A Less Elevated Cosmopolitanism: Victor Hugo, Francis Lieber and the Franco-Prussian War of 1870–71
SÉMINAIRE DES DOCTORANTS EN DROIT
Ville Kari is a postgradate student working on a doctorate thesis on The classical doctrine of civil war in international law under the supervision of professor Jan Klabbers. He's the research assistant of professor Martti Koskenniemi.
This chapter, published in Towards Responsible Global Governance (J. Klabbers, M. Varaki and G. Vasconcelos Vilaça eds., Helsinki 2018), was the product of an opportunity to exercise creativity and innocent curiosity in the context of legal academic writing.
The chapter begins by noting how international lawyers love stories about old men. By contrast, the chapter explores the thoughts of two such ‘great men’ on the long term, when they were not always at their best. The two cosmopolites in question are Victor Hugo and Francis Lieber, both remarkable figures in the intellectual landscape from which the Institut de droit international emerged. The simple aim was thus to remind that ‘great men’ were not always that great.

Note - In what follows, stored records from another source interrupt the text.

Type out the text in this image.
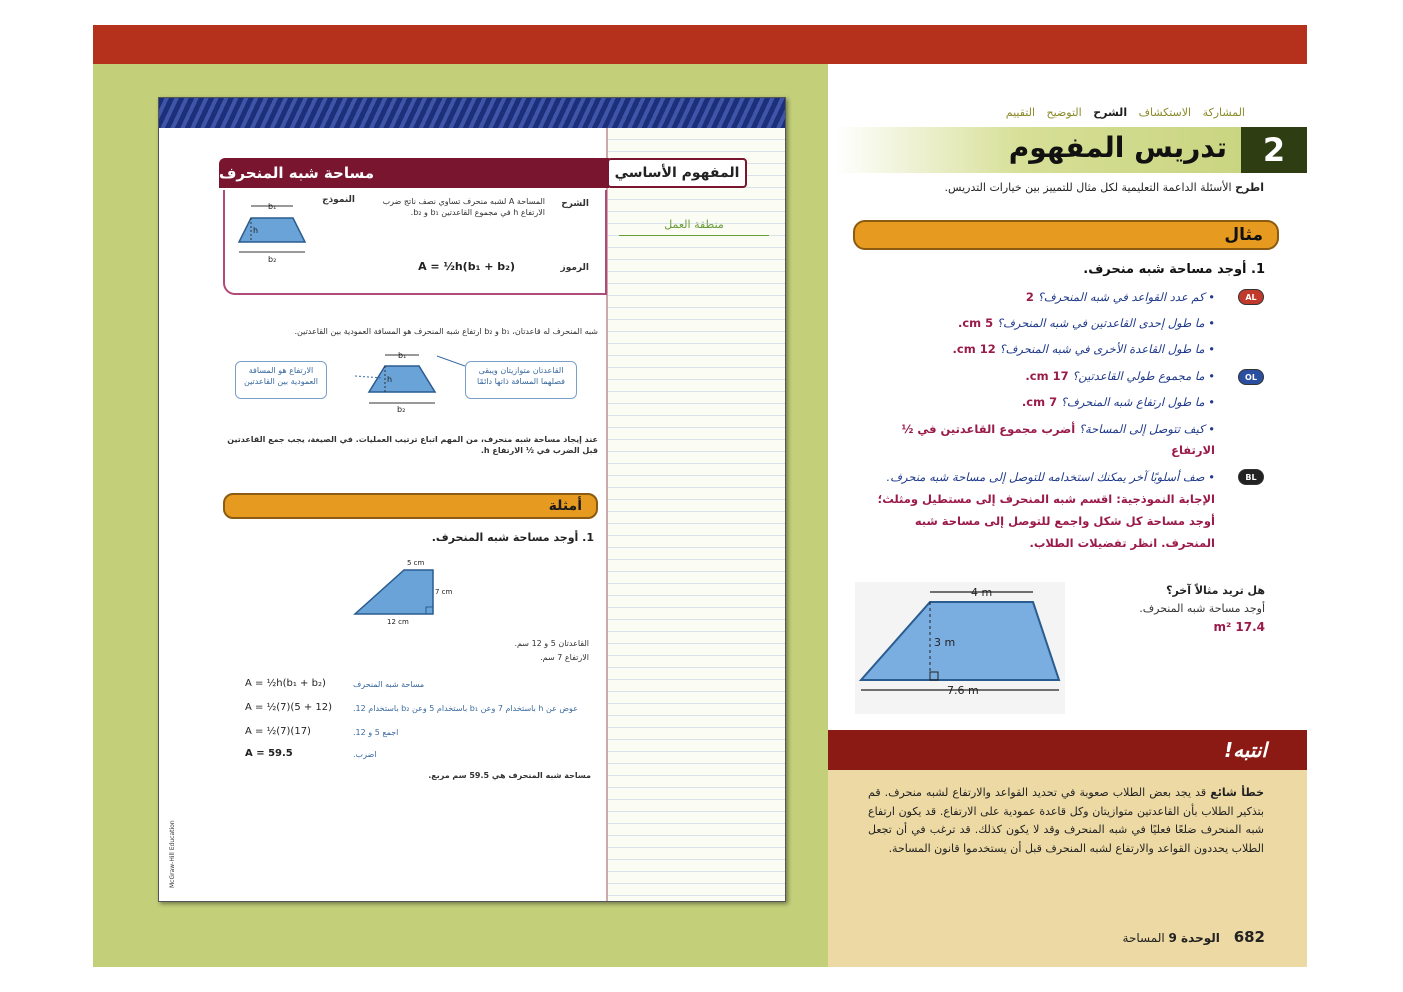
منطقة العمل
مساحة شبه المنحرف	المفهوم الأساسي
الشرح
المساحة A لشبه منحرف تساوي نصف ناتج ضرب الارتفاع h في مجموع القاعدتين b₁ و b₂.
النموذج
b₁
b₂
h
الرموز
A = ½h(b₁ + b₂)
شبه المنحرف له قاعدتان، b₁ و b₂ ارتفاع شبه المنحرف هو المسافة العمودية بين القاعدتين.
القاعدتان متوازيتان ويبقى فصلهما المسافة ذاتها دائمًا
الارتفاع هو المسافة العمودية بين القاعدتين
b₁
b₂
h
عند إيجاد مساحة شبه منحرف، من المهم اتباع ترتيب العمليات. في الصيغة، يجب جمع القاعدتين قبل الضرب في ½ الارتفاع h.
أمثلة
1. أوجد مساحة شبه المنحرف.
5 cm
7 cm
12 cm
القاعدتان 5 و 12 سم.
الارتفاع 7 سم.
A = ½h(b₁ + b₂)	مساحة شبه المنحرف
A = ½(7)(5 + 12)	عوض عن h باستخدام 7 وعن b₁ باستخدام 5 وعن b₂ باستخدام 12.
A = ½(7)(17)	اجمع 5 و 12.
A = 59.5	اضرب.
مساحة شبه المنحرف هي 59.5 سم مربع.
McGraw-Hill Education
المشاركة الاستكشاف الشرح التوضيح التقييم
2
تدريس المفهوم
اطرح الأسئلة الداعمة التعليمية لكل مثال للتمييز بين خيارات التدريس.
مثال
1. أوجد مساحة شبه منحرف.
AL
OL
BL
• كم عدد القواعد في شبه المنحرف؟ 2
• ما طول إحدى القاعدتين في شبه المنحرف؟ 5 cm.
• ما طول القاعدة الأخرى في شبه المنحرف؟ 12 cm.
• ما مجموع طولي القاعدتين؟ 17 cm.
• ما طول ارتفاع شبه المنحرف؟ 7 cm.
• كيف تتوصل إلى المساحة؟ أضرب مجموع القاعدتين في ½ الارتفاع
• صف أسلوبًا آخر يمكنك استخدامه للتوصل إلى مساحة شبه منحرف. الإجابة النموذجية: اقسم شبه المنحرف إلى مستطيل ومثلث؛ أوجد مساحة كل شكل واجمع للتوصل إلى مساحة شبه المنحرف. انظر تفضيلات الطلاب.
4 m
3 m
7.6 m
هل تريد مثالاً آخر؟
أوجد مساحة شبه المنحرف.
17.4 m²
انتبه!
خطأ شائع قد يجد بعض الطلاب صعوبة في تحديد القواعد والارتفاع لشبه منحرف. قم بتذكير الطلاب بأن القاعدتين متوازيتان وكل قاعدة عمودية على الارتفاع. قد يكون ارتفاع شبه المنحرف ضلعًا فعليًا في شبه المنحرف وقد لا يكون كذلك. قد ترغب في أن تجعل الطلاب يحددون القواعد والارتفاع لشبه المنحرف قبل أن يستخدموا قانون المساحة.
682 الوحدة 9 المساحة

By accident, the research then stumbled upon a historical story which seemed also meaningful beyond its original aims. It became a study not only about the ethical limits of two old men, but also a view into the old schism of Europe between the French and German nations, and the ideas of war, peace, revolution and unification in Europe. That story remains as meaningful as ever in the year 2019.
The book and the chapter are open access at Helda Helsinki.